Another Olympic sailor, Wakako Tabata from Japan has been campaigning a Nacra 17 on the Olympic circuit and more recently has been sailing her Laser Radial.
“I have only had 5 days practise in the Moth, the Laser Radial is quite different from the foiling Moth.”
But her biggest concerns are getting a clear start. “It’s a huge big fleet so starting is so hard.”
“I aim to beat as many of the other women sailors as I can and try and get into the Gold Fleet. Annalise Murphy is very fast, particularly in heavy winds but I like the medium winds.”
Emma Spiers from Sydney, Australia is a regular club Moth sailor.
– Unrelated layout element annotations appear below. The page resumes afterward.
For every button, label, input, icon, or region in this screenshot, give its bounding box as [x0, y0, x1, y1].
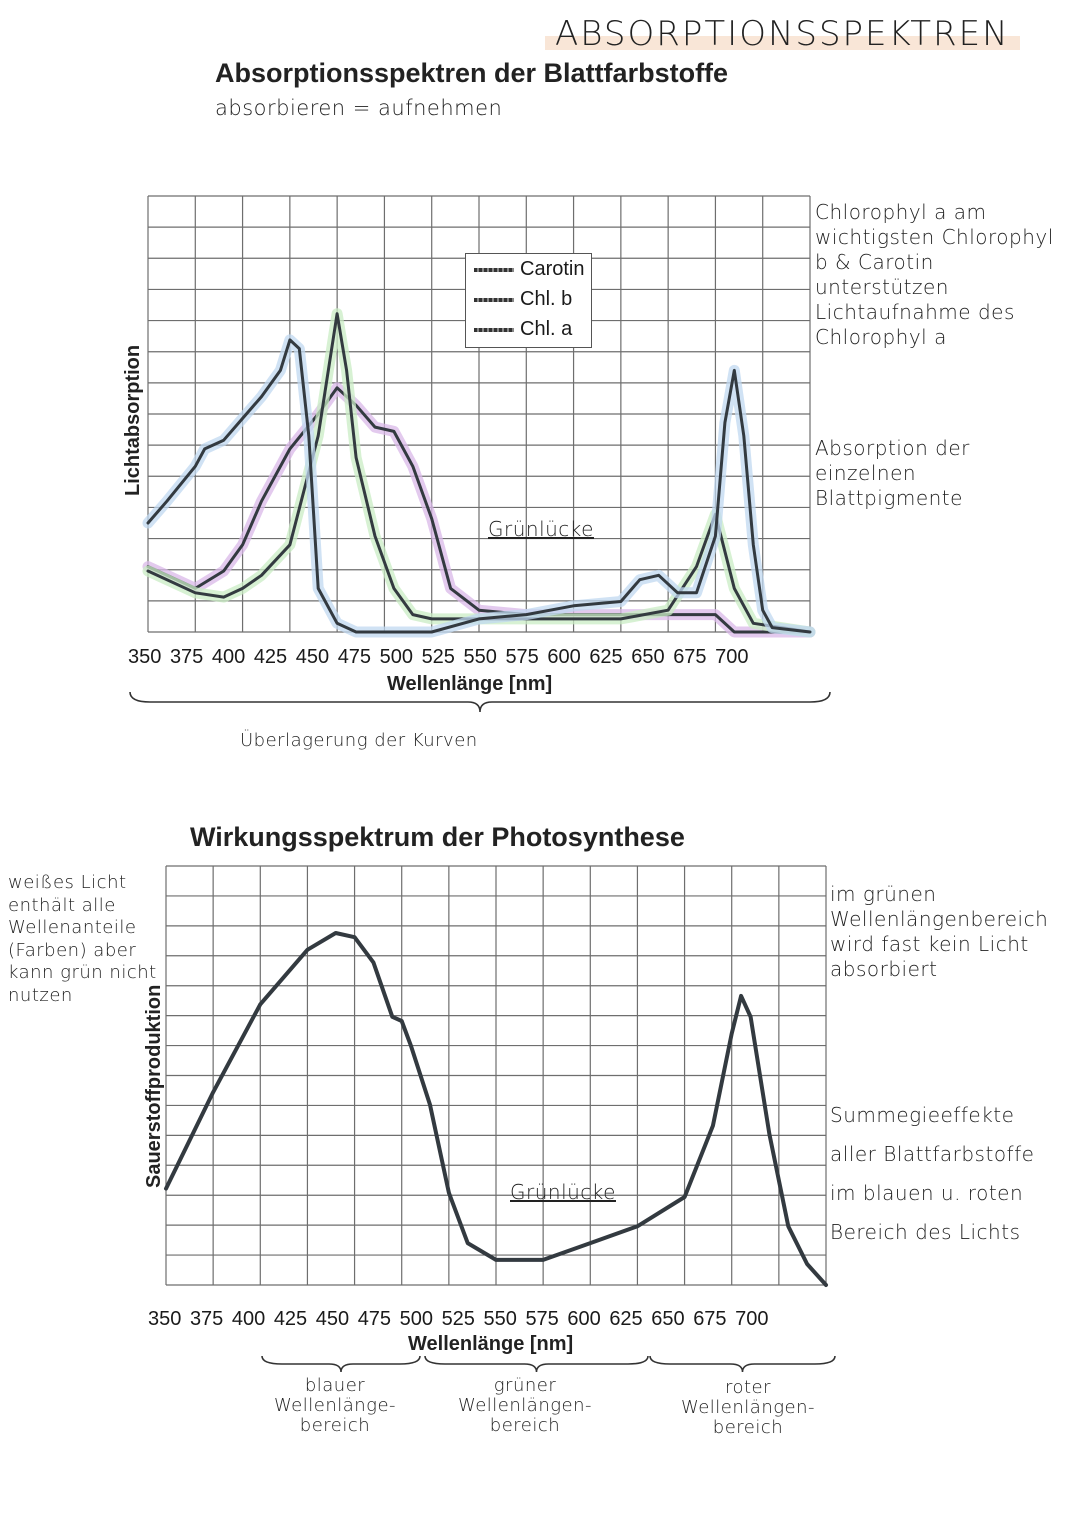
action-series-line-series-0: [164, 931, 828, 1287]
action-y-axis-label: Sauerstoffproduktion: [143, 984, 165, 1188]
note-green-range: im grünen Wellenlängenbereich wird fast …: [830, 882, 1049, 981]
absorption-tick-label: 575: [505, 646, 539, 668]
note-curve-overlay: Überlagerung der Kurven: [240, 730, 478, 751]
absorption-y-axis-label: Lichtabsorption: [122, 344, 144, 496]
legend-swatch-chl-b: [474, 297, 514, 302]
legend-label-chl-a: Chl. a: [520, 318, 573, 340]
absorption-legend: Carotin Chl. b Chl. a: [465, 253, 592, 348]
note-green-wavelength-range: grüner Wellenlängen-bereich: [457, 1375, 593, 1436]
action-spectrum-chart-title: Wirkungsspektrum der Photosynthese: [190, 822, 685, 852]
note-blue-range: blauer Wellenlänge-bereich: [273, 1375, 397, 1436]
absorption-tick-label: 625: [589, 646, 623, 668]
action-tick-label: 400: [231, 1308, 266, 1330]
absorption-tick-label: 425: [253, 646, 288, 668]
note-pigment-absorption: Absorption der einzelnen Blattpigmente: [815, 436, 970, 510]
action-tick-label: 450: [315, 1308, 350, 1330]
action-tick-label: 575: [525, 1308, 559, 1330]
absorption-tick-label: 650: [631, 646, 665, 668]
blue-range-brace: [261, 1355, 421, 1373]
action-tick-label: 425: [273, 1308, 308, 1330]
action-tick-label: 625: [609, 1308, 643, 1330]
absorption-chart-title: Absorptionsspektren der Blattfarbstoffe: [215, 58, 729, 88]
action-tick-label: 475: [357, 1308, 392, 1330]
note-white-light: weißes Licht enthält alle Wellenanteile …: [8, 872, 157, 1006]
absorption-tick-label: 600: [547, 646, 581, 668]
red-range-brace: [649, 1355, 836, 1373]
absorption-series-line-chl-a: [146, 338, 812, 634]
heading-text: ABSORPTIONSSPEKTREN: [555, 14, 1010, 54]
action-tick-label: 600: [567, 1308, 601, 1330]
absorption-tick-label: 525: [421, 646, 455, 668]
absorption-tick-label: 500: [379, 646, 413, 668]
absorption-series-line-chl-b: [146, 312, 812, 634]
absorption-x-ticks: 350 375 400 425 450 475 500 525 550 575 …: [128, 646, 749, 669]
legend-swatch-chl-a: [474, 327, 514, 332]
legend-item-chl-b: Chl. b: [474, 288, 572, 311]
absorption-tick-label: 350: [128, 646, 162, 668]
action-tick-label: 700: [735, 1308, 769, 1330]
legend-item-chl-a: Chl. a: [474, 318, 572, 341]
action-tick-label: 500: [399, 1308, 433, 1330]
action-tick-label: 525: [441, 1308, 475, 1330]
absorption-tick-label: 675: [673, 646, 707, 668]
absorption-tick-label: 450: [295, 646, 330, 668]
action-tick-label: 375: [189, 1308, 224, 1330]
absorption-green-gap-label: Grünlücke: [488, 517, 594, 541]
note-absorb-definition: absorbieren = aufnehmen: [215, 96, 503, 120]
absorption-tick-label: 375: [169, 646, 204, 668]
legend-label-carotin: Carotin: [520, 258, 585, 280]
note-sum-effects: Summegieeffekte aller Blattfarbstoffe im…: [830, 1103, 1035, 1244]
legend-swatch-carotin: [474, 267, 514, 272]
action-tick-label: 350: [148, 1308, 182, 1330]
absorption-tick-label: 550: [463, 646, 497, 668]
action-tick-label: 550: [483, 1308, 517, 1330]
action-x-ticks: 350 375 400 425 450 475 500 525 550 575 …: [148, 1308, 769, 1331]
overlay-brace: [129, 691, 831, 713]
action-green-gap-label: Grünlücke: [510, 1180, 616, 1204]
absorption-tick-label: 475: [337, 646, 372, 668]
action-x-axis-label: Wellenlänge [nm]: [408, 1333, 574, 1355]
absorption-x-axis-label: Wellenlänge [nm]: [387, 673, 553, 695]
action-tick-label: 675: [693, 1308, 727, 1330]
page-heading: ABSORPTIONSSPEKTREN: [545, 14, 1020, 54]
action-tick-label: 650: [651, 1308, 685, 1330]
absorption-tick-label: 700: [715, 646, 749, 668]
legend-label-chl-b: Chl. b: [520, 288, 573, 310]
green-range-brace: [424, 1355, 649, 1373]
note-red-range: roter Wellenlängen-bereich: [680, 1377, 816, 1438]
note-chlorophyll-importance: Chlorophyl a am wichtigsten Chlorophyl b…: [815, 200, 1054, 349]
absorption-tick-label: 400: [211, 646, 246, 668]
legend-item-carotin: Carotin: [474, 258, 584, 281]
She would like to encourage other good club sailors to go Moth sailing. She sails nearly every Saturday afternoon and has been racing a Moth for around 6 or 7 years. “I love sailing the boat, it’s a fantastic boat to sail.”
Asked about her goals Emma says: “I have competed in six previous worlds and I would like to finish in the top third of the fleet. I have raced in the worlds in Campione in 2012. I did Foiling Week this year and then stayed here for a few weeks, it is like my home club now.”
Emma Gravar from Sweden is another regular club sailor. She has been racing here in Garda quite a few times but just once in the Moth. She has been sailing the Moth for 5 – 6 years but not sailed for the last 3 years because she started a family.
“I have competed in four Moth world championships but this is the biggest fleet. I have no real expectations at this regatta because I just broke my finger and my boat is all new so I just want to make it around the course and enjoy the spirit here and the adorable venue.”
Josie Gliddon from the UK is an ambassador for the Magenta Project and actively encourages more women to sail at any level but her passion is Moth sailing. She has developed a cut down rig and uses it when the wind is heavy.
She is sailing at her first Moth Worlds but the big fleet doesn’t phase her at all, she says there is more space than you think on the course.
As for her aims she says, “There is such a spectrum of different types of sailor here, it would be great to come in the top half of the fleet but I just want to do my best.”
She is also sailing against her husband Paul. “I have got this really small foil which is really quick when I was out training against my husband, I was quicker than him downwind so he went and got a smaller foil to!”
“If you can sail one of these boats well, you are a really good sailor.”
Franziska Mage from Germany has only just started sailing the Moth this season and is very fresh. She has progressed from Optimist to 420 and 470 and now the Moth.
“Of course it is a competitive class and you have to be fit but if you adjust the sails right it is ok. It is my third regatta in the class, the last regatta was in Germany with two other German girls.
“I am glad that I can compete against the best sailors in the world, I don’t have any main aims but my personal goal is to master the foiling gybe and it’s all about practising and getting better.”